Struck a Chord

I am strongly, massively in favor of emotional regulation. I think it’s the ultimate skill; I think pretty much everything else flows from it. I think it’s one of the most important lessons to teach children; in fact, it’s so important that if it’s the only thing you teach you’re probably a great parent. I think many parents don’t teach it, and as a result lots of adults don’t know it, so it’s good for everyone.

Because of this stance, many people who interact with me regularly think that I’m anti-emotion; that I’m cold or repressed because I don’t fly off the handle even when things upset me. But nothing could be further from the truth. I think our emotions are incredible; they bring us the joy that makes life worth living. I don’t think we survive despite them; I think we thrive because of them.

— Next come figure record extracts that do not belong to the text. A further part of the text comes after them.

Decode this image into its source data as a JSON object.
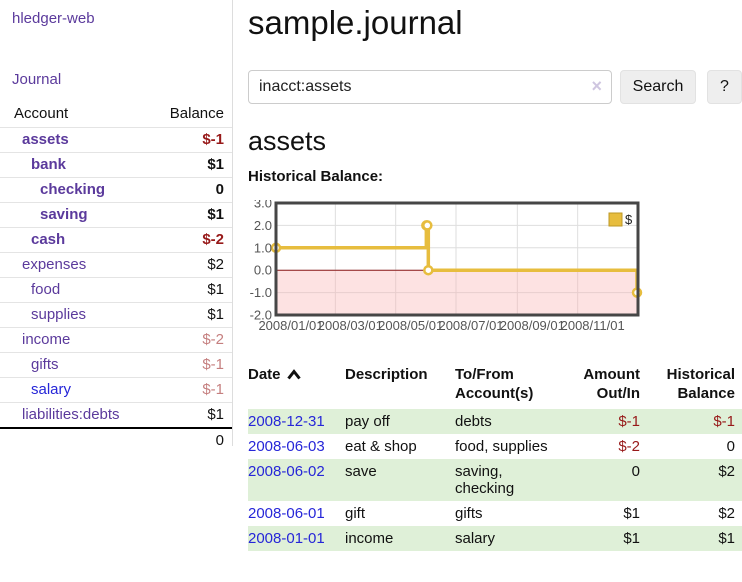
{
  "app": {
    "title": "hledger-web"
  },
  "nav": {
    "journal_label": "Journal"
  },
  "sidebar": {
    "header": {
      "account": "Account",
      "balance": "Balance"
    },
    "accounts": [
      {
        "name": "assets",
        "name_class": "d1 bold",
        "balance": "$-1",
        "bal_class": "bold neg"
      },
      {
        "name": "bank",
        "name_class": "d2 bold",
        "balance": "$1",
        "bal_class": "bold"
      },
      {
        "name": "checking",
        "name_class": "d3 bold",
        "balance": "0",
        "bal_class": "bold"
      },
      {
        "name": "saving",
        "name_class": "d3 bold",
        "balance": "$1",
        "bal_class": "bold"
      },
      {
        "name": "cash",
        "name_class": "d2 bold",
        "balance": "$-2",
        "bal_class": "bold neg"
      },
      {
        "name": "expenses",
        "name_class": "d1",
        "balance": "$2",
        "bal_class": ""
      },
      {
        "name": "food",
        "name_class": "d2",
        "balance": "$1",
        "bal_class": ""
      },
      {
        "name": "supplies",
        "name_class": "d2",
        "balance": "$1",
        "bal_class": ""
      },
      {
        "name": "income",
        "name_class": "d1",
        "balance": "$-2",
        "bal_class": "fneg"
      },
      {
        "name": "gifts",
        "name_class": "d2",
        "balance": "$-1",
        "bal_class": "fneg"
      },
      {
        "name": "salary",
        "name_class": "d2 blue",
        "balance": "$-1",
        "bal_class": "fneg"
      },
      {
        "name": "liabilities:debts",
        "name_class": "d1",
        "balance": "$1",
        "bal_class": ""
      }
    ],
    "total": "0"
  },
  "main": {
    "title": "sample.journal",
    "search": {
      "value": "inacct:assets",
      "clear_icon": "×",
      "button_label": "Search",
      "help_label": "?"
    },
    "account_heading": "assets",
    "chart_label": "Historical Balance:"
  },
  "chart_data": {
    "type": "line",
    "title": "Historical Balance",
    "step": true,
    "legend": "$",
    "line_color": "#e7bd3e",
    "marker_fill": "#ffffff",
    "negative_fill": "rgba(250,180,180,0.38)",
    "zero_line_color": "#8b1a1a",
    "grid_color": "#dedede",
    "border_color": "#464646",
    "tick_text_color": "#555555",
    "ylim": [
      -2,
      3
    ],
    "yticks": [
      {
        "value": 3,
        "label": "3.0"
      },
      {
        "value": 2,
        "label": "2.0"
      },
      {
        "value": 1,
        "label": "1.0"
      },
      {
        "value": 0,
        "label": "0.0"
      },
      {
        "value": -1,
        "label": "-1.0"
      },
      {
        "value": -2,
        "label": "-2.0"
      }
    ],
    "xlim_days": [
      0,
      366
    ],
    "xticks": [
      {
        "day": 0,
        "label": "2008/01/01"
      },
      {
        "day": 60,
        "label": "2008/03/01"
      },
      {
        "day": 121,
        "label": "2008/05/01"
      },
      {
        "day": 182,
        "label": "2008/07/01"
      },
      {
        "day": 244,
        "label": "2008/09/01"
      },
      {
        "day": 305,
        "label": "2008/11/01"
      }
    ],
    "series": [
      {
        "name": "$",
        "points": [
          {
            "date": "2008-01-01",
            "day": 0,
            "value": 1
          },
          {
            "date": "2008-06-01",
            "day": 152,
            "value": 2
          },
          {
            "date": "2008-06-02",
            "day": 153,
            "value": 2
          },
          {
            "date": "2008-06-03",
            "day": 154,
            "value": 0
          },
          {
            "date": "2008-12-31",
            "day": 365,
            "value": -1
          }
        ]
      }
    ]
  },
  "register": {
    "headers": {
      "date": "Date",
      "description": "Description",
      "accounts": "To/From Account(s)",
      "amount": "Amount Out/In",
      "balance": "Historical Balance"
    },
    "rows": [
      {
        "date": "2008-12-31",
        "description": "pay off",
        "accounts": "debts",
        "amount": "$-1",
        "amount_class": "neg",
        "balance": "$-1",
        "balance_class": "neg"
      },
      {
        "date": "2008-06-03",
        "description": "eat & shop",
        "accounts": "food, supplies",
        "amount": "$-2",
        "amount_class": "neg",
        "balance": "0",
        "balance_class": ""
      },
      {
        "date": "2008-06-02",
        "description": "save",
        "accounts": "saving, checking",
        "amount": "0",
        "amount_class": "",
        "balance": "$2",
        "balance_class": ""
      },
      {
        "date": "2008-06-01",
        "description": "gift",
        "accounts": "gifts",
        "amount": "$1",
        "amount_class": "",
        "balance": "$2",
        "balance_class": ""
      },
      {
        "date": "2008-01-01",
        "description": "income",
        "accounts": "salary",
        "amount": "$1",
        "amount_class": "",
        "balance": "$1",
        "balance_class": ""
      }
    ]
  }
}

But I want you to imagine something for a moment. Imagine a piano, but someone has tampered with it. They’ve gone inside and they’ve taken every string and moved it, so that instead of all 88 being in order they’re essentially random. There’s no correlation between which key you hit and what sound gets made. And every other day or so, this prankster goes inside while you’re sleeping and moves them around again.

No matter how carefully you pressed the correct keys, the piano would never make the sounds you wanted. The beautiful melodies would be replaced by discord.

Emotional regulation isn’t pulling out the strings entirely. It’s putting them back in the right order so that the actions we take produce incredible music, instead of cacophony.

It means aligning our actions and the emotions we want, and understanding how our emotions drive the next action we take. It’s putting ourselves in harmony so that we can enjoy our emotions, rather than letting them torture us until we run from them. It’s turning noise into rapture.

Like playing piano, it takes practice. Like the most beautiful song, it’s worth the effort.